David Gilmour: Wider Horizons, BBC Two | reviews, news & interviews
David Gilmour: Wider Horizons, BBC Two
David Gilmour: Wider Horizons, BBC Two
Eminent Floydsman keeps his powder dry in engaging but undemanding profile
Had he not become one of the pivotal members of Pink Floyd, it's not difficult to imagine that David Gilmour might have become an academic like his father Douglas (who was a lecturer in zoology and genetics at Cambridge), or maybe a high-flying lawyer with leftish inclinations.
During this expansive TV profile, he pondered over this himself. Inspired back in the Fifties by Bill Haley's "Rock Around the Clock" and Elvis's "Heartbreak Hotel", he was conscious that some of his contemporaries went into pop music to get girls and take drugs, but knew he was always in it solely for the music. Good for him, though it doesn't necessarily make Gilmour the most thrilling subject for documentarians.
Since Floyd are one of the most successful bands of all time, it goes without saying that Gilmour doesn't have to worry too much about paying his council tax or getting the boiler fixed, and we were treated to extensive views of his quietly luxurious lifestyle (Gilmour, centre, with the Floyd, pictured right). There was his elegantly-appointed antique houseboat the Astoria, moored on the Thames near Hampton Court and kitted out as a state-of-the-art recording studio in which latterday Pink Floyd and recent Gilmour solo albums (including the new Rattle That Lock) have been coddled to fruition. And there was his delightful Sussex home The Farmhouse, a garden-of-England idyll of rambling old brickwork, waterways, meadows and gardens. There were languid scenes of Gilmour, wife and lyricist Polly Samson and their brood of kids (Gilmour also has four older ones from his first marriage) paddling canoes, cooking barbecues and having sing-songs with a guitar – or two, because guitarist/producer Phil Manzanera also sat in. In the background, invariably, loitered Gilmour's interrogator Alan Yentob.
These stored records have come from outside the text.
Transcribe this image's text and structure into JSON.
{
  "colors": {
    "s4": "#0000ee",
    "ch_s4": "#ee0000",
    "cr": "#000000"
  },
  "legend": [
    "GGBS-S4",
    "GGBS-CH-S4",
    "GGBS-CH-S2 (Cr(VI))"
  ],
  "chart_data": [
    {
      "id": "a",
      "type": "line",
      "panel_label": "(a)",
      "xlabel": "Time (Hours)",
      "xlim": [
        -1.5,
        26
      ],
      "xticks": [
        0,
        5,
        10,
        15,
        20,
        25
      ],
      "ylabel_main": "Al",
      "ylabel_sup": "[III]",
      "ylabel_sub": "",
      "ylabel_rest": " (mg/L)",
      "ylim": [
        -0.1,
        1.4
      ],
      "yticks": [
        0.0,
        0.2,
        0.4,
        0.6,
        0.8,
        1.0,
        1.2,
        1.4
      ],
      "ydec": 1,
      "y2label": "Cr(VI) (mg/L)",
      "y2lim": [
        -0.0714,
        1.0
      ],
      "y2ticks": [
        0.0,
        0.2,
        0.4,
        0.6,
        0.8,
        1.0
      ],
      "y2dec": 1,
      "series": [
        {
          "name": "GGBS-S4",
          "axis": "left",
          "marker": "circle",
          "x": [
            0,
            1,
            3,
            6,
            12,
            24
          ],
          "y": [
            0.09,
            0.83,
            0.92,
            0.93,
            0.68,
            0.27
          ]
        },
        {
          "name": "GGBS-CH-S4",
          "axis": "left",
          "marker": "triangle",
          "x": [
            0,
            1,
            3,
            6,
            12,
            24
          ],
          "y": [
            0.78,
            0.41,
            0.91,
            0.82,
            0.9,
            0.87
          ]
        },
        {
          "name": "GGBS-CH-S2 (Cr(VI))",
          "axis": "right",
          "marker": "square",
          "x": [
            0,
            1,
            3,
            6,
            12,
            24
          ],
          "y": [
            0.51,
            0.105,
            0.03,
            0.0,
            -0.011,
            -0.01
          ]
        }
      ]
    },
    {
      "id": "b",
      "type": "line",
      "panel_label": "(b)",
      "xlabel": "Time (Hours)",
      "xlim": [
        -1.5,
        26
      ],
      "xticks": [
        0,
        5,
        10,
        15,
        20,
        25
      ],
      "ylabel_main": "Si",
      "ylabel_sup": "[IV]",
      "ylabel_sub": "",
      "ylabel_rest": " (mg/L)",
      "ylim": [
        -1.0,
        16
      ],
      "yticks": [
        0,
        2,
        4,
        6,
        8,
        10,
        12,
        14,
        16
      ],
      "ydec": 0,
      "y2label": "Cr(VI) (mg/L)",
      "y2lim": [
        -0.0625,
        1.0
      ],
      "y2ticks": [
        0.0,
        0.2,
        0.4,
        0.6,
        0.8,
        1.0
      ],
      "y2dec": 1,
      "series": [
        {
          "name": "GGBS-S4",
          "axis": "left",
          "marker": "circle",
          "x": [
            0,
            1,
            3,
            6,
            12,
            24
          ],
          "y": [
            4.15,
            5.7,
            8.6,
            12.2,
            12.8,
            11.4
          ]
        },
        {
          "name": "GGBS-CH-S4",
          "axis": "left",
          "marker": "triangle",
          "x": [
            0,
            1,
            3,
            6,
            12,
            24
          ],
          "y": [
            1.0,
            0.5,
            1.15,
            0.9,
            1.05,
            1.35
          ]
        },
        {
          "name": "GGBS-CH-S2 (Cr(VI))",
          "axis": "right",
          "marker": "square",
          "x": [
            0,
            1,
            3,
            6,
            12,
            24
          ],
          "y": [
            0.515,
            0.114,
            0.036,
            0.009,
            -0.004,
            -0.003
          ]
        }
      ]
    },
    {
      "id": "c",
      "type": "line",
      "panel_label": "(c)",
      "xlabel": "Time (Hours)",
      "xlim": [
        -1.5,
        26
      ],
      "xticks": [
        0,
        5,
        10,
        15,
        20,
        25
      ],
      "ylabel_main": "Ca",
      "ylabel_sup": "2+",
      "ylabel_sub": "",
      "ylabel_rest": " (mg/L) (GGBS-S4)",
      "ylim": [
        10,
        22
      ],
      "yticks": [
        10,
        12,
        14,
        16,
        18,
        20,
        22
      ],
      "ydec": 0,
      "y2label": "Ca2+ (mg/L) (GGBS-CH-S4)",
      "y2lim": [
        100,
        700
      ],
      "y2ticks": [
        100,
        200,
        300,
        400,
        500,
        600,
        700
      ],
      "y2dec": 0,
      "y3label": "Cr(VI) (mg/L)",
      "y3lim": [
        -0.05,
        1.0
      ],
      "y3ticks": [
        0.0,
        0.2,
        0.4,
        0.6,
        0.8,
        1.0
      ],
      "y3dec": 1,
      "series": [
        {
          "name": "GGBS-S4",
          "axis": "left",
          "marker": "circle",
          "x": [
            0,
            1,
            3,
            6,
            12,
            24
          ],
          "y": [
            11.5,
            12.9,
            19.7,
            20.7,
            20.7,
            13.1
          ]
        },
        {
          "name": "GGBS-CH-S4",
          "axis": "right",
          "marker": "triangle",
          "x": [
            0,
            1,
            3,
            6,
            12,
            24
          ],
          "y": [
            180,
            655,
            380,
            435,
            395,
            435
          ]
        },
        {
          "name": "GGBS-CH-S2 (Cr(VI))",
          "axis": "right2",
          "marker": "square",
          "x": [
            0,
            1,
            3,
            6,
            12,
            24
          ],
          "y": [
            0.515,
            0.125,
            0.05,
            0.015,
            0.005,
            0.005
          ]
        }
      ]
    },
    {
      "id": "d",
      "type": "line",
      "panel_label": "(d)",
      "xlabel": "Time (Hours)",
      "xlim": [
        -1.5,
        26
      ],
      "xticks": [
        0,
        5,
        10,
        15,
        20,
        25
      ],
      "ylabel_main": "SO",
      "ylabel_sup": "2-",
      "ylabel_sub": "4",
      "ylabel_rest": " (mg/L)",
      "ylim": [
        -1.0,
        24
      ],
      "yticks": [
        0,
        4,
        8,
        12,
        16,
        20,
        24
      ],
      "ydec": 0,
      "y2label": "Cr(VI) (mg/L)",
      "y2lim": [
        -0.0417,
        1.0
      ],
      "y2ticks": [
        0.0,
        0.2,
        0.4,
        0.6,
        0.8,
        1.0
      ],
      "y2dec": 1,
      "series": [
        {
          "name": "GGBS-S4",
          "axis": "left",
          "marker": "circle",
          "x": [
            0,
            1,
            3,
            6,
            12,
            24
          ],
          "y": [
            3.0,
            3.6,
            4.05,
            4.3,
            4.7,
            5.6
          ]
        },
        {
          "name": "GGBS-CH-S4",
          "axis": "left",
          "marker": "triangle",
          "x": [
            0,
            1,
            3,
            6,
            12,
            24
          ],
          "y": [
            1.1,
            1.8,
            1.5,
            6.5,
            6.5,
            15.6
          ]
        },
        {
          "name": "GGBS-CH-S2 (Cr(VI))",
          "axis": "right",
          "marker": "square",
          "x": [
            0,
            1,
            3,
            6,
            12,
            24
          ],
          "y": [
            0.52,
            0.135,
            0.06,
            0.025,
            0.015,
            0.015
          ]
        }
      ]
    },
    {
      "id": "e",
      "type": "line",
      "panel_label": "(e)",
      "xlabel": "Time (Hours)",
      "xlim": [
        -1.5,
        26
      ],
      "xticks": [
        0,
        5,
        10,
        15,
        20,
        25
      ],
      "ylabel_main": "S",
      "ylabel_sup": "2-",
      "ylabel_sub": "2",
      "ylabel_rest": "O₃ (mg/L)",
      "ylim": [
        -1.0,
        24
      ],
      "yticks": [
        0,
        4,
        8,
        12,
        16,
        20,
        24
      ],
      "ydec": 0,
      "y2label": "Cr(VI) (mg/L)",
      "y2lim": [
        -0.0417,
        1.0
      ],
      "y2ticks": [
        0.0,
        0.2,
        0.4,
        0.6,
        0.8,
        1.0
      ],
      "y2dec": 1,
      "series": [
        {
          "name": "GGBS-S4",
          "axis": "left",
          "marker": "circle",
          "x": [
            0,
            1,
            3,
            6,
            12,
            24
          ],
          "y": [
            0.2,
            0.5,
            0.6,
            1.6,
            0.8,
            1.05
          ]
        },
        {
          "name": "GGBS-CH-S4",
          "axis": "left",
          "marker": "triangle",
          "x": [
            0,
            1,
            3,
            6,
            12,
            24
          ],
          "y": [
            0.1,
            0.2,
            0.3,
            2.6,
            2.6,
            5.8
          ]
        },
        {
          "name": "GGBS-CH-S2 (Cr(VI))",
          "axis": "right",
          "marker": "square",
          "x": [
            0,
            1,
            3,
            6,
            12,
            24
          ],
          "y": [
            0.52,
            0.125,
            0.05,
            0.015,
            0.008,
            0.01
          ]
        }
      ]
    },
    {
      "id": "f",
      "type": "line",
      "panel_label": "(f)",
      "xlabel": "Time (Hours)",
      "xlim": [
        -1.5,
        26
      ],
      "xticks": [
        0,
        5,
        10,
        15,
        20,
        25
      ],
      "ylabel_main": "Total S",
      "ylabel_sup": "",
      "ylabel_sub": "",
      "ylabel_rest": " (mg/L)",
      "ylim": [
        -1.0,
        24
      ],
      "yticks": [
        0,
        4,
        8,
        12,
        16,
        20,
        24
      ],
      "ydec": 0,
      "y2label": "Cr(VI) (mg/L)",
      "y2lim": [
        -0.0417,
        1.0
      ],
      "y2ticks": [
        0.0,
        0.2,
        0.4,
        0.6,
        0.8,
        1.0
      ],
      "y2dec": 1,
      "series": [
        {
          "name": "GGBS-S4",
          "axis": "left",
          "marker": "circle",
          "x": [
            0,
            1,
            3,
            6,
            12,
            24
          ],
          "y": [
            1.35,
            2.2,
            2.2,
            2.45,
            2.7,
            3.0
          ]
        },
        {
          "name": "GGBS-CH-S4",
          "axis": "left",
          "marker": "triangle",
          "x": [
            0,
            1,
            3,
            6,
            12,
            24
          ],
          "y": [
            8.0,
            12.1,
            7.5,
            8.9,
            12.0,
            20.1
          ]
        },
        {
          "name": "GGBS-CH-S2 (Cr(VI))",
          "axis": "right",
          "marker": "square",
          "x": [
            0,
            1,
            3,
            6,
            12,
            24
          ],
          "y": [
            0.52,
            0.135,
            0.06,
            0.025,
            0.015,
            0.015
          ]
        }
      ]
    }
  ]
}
The latter did a pretty good job of drawing Gilmour out, insofar as he was draw-out-able. He roved amiably over his career with an air of amused detachment, lobbing in some nice anecdotes about his early days singing close-harmony cover versions with Jokers Wild, and how he inexplicably found himself in Paris recording four songs for the soundtrack of the Brigitte Bardot movie Two Weeks in September, but when Yentob tried to get him to talk about his hammer-and-tongs battle with Roger Waters for control of Pink Floyd, Gilmour politely declared this to be ancient history which had already been chewed over quite enough. Polly Samson suggested that for her husband, music is his primary form of expression, and floated the whimsical notion that the best way to have a conversation with him might be to ask him a question and then get him to reply by playing music. A shame, therefore, that we heard nothing about how Gilmour creates his soaring, hauntingly-sculpted guitar solos, where he uses the fewest possible notes to create enormous space and hair-raising drama.
Yet as far as I could tell, Gilmour is above-averagely eloquent when he wants to be. Some of his most telling moments were little more than throwaways, like when he was asked about his mother, who'd died of dementia. "Do I miss my mother?... mmm... no." Her attempt to get closer to him when she was old and ill, he added, might have been more appreciated if she'd done it when he was five years old. And I liked the bit when he said he had a memory block about playing "Shine On You Crazy Diamond", and had to spread pages of notes on the floor in front of him to get through it.
But there are several other Gilmours we didn't get to meet – the staggeringly generous benefactor to a swarm of admirable causes, a supporter of and collaborator with numerous other artists, and a keen pilot and historic aircraft enthusiast. I suppose he doesn't like to talk about all that either.